Von Liebe, Macht und Freiheit

Nach der „Zauberflöte“ traut sich das Knasttheater diesmal an einen Stoff voll großer Emotionen: „Carmen.“ Lesen Sie in diesem Artikel vom Januar 2011, wie das Projekt seinen Anfang nahm.
Sich mal eben spontan entscheiden, heute Abend gehe ich ins Knasttheater – keine Chance. Anfang Juni brachten Theatermacherin und Regisseurin Maja Wolff (das Publikum kennt sie als Anton LeGoff und vom Grüne Sose-Festival) und Ulrike „Uli“ Pfeiffer, Bassistin bei Kick la Luna und den Friends In High Places (da singt sie auch) als Musikalische Leiterin die „Zauberflöte“ mit Studenten und Studentinnen der Fachhochschule Frankfurt und mit Gefangenen aus der Männer- und Frauenhaftanstalt in Preungesheim auf die Bühne.

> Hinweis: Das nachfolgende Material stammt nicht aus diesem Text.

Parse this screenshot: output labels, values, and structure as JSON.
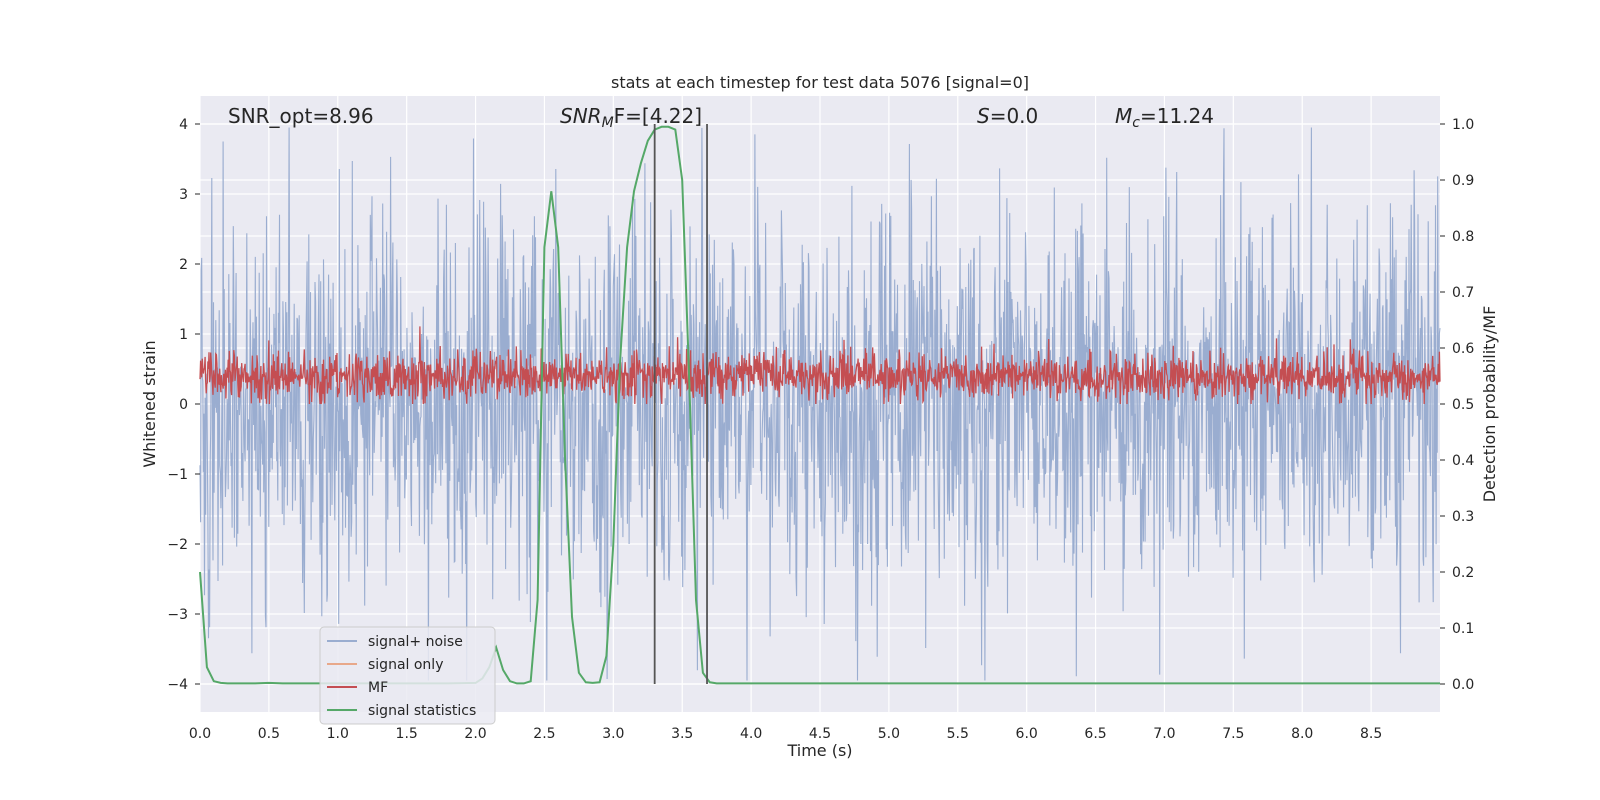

Um dabei zu sein, musste man sich lange vorher für einen der raren Plätze anmelden, frühzeitig in der Oberen Kreuzäckerstraße seinen Namen auf einer Liste abgleichen lassen, den Personalausweis abgeben und sämtliche mitgebrachten Gegenstände in Schließfächer neben der Außenpforte verstauen. Mit den restlichen Ein- und Auslassprozeduren ist man von Sicherheitschecks an Flughäfen bestens vertraut. Nur war hier der Warteraum weit karger und der Weg ans Ziel führte durch mehrfach gesicherte Schleusen und viel Beton mit scharfem Stacheldraht. Ein Abenteuer also auch für die Gäste, diese „Zauberflöte“, nicht nur für die Mitwirkenden.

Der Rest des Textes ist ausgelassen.